Big Lazy Chop (大懶排) is a name that raises puzzled eyebrows especially if you are fluent in Hokkien swear words. Don't let it deter you from the food though, as there's some seriously tasty "zi char" here (and in air-conditioned comfort too). Actually the name is meant to evoke lazy days indulging in great food, so just take it as one of those quirky Hong Kong-like names.
Sauces and wok hei.
When I first heard that sauces were the highlight here, I was a little skeptical. Many sauces if not done right tend to mask the natural taste of food items. Some are downright cloyingly sweet or nastily goopy. It can be a lazy chef's gimmick to dress up less than fresh ingredients.
But I'm glad I came to try the dishes here. The sauces (some 30 housemade varieties) play well with the food. You'll see the ever popular Salted Egg Yolk, Thai, Black Pepper, Butter Beer (inspired by how the Vietnamese steam crabs with beer), Citrus Champagne, and even a milky Indo Curry.

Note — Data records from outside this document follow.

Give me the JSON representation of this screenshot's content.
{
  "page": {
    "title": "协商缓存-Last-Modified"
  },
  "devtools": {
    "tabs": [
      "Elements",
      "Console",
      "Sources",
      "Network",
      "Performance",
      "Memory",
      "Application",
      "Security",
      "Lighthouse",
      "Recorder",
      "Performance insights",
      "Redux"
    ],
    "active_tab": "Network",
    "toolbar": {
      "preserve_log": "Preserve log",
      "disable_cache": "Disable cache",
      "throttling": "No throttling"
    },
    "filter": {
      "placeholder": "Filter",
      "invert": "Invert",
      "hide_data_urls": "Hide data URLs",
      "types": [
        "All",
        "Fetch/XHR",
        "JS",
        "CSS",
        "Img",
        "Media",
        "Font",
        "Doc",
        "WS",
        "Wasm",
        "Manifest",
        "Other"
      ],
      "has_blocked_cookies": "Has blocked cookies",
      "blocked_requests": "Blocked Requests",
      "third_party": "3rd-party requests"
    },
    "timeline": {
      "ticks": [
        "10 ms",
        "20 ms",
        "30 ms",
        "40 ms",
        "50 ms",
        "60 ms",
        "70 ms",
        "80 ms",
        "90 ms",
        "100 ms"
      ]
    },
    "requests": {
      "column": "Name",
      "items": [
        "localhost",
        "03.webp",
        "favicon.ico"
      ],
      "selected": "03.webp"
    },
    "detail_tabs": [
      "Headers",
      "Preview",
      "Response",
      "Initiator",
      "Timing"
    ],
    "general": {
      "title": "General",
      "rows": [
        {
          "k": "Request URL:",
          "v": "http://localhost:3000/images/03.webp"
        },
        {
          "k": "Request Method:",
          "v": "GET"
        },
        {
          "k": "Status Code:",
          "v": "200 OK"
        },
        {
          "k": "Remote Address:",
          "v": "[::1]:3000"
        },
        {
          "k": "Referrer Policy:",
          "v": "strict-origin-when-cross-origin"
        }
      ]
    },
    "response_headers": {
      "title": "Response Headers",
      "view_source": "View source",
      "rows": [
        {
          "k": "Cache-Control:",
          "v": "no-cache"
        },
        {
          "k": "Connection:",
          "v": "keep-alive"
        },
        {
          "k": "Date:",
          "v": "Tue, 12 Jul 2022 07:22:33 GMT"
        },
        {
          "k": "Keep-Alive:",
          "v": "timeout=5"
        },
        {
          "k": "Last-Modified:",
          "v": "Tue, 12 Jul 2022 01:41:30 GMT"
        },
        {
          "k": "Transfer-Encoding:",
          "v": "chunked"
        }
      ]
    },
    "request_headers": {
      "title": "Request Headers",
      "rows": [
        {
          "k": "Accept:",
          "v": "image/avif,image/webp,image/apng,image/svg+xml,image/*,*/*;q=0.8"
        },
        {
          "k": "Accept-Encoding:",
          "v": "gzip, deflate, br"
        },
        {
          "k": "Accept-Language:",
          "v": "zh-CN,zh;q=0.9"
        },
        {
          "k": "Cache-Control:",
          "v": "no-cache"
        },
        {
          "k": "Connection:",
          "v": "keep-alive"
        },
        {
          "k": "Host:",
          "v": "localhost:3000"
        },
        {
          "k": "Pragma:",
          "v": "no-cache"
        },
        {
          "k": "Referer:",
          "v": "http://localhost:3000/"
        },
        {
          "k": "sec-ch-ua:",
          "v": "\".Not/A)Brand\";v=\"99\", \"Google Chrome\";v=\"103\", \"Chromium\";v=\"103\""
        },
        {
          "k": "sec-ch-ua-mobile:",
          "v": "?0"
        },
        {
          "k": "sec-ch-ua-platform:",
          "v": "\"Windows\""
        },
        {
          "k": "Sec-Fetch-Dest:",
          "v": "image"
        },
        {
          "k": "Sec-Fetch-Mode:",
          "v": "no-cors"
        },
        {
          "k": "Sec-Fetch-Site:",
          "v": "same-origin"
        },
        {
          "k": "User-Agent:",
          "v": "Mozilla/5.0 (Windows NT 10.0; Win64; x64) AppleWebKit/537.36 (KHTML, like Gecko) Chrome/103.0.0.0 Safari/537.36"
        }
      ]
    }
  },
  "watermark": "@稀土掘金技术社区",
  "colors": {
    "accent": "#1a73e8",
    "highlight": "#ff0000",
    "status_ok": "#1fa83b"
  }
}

We kicked off with a couple of appetisers:
Crispy Baby Silver Fish (S$6++)
This is the perfect beer snack. Crispy and well-seasoned, these whole whitebait will probably fulfil your day's calcium requirements.
Handmade Fresh Crab Money Bag ($18++)
Such moreish little parcels, these money bags are. The wrappers are made from egg white; they are delicate but with just enough tensile strength to hold the generous crab filling. The last time I had something similar was at Yan Ting, although that was one giant dumpling. These money bags are handmade so there are limited quantities each day.
Big Lazy Prawns (S$20++) - Crispy Crackers
When they brought these out to us, the crispy coating seemed deliciously familiar but we couldn't put a finger on what it was: not breadcrumbs, rice crispies, or cereal. Guess what? It's keropok! Fish/Prawn crackers! The novelty factor left after we knew what it was, but it was still pretty addictive.
Big Lazy Prawns (S$20++) - Salted Egg Tempura
This is a different take on the usual salted egg seafood - the prawns are first fried tempura-style and then drizzled with the salted egg yolk sauce and topped with curry leaves and chili padi. So sinful but yes, I will willingly cut short my life by a few hours for one of these.
Now, despite the "chop" in their name, Big Lazy Chop's signature is not chops but ribs.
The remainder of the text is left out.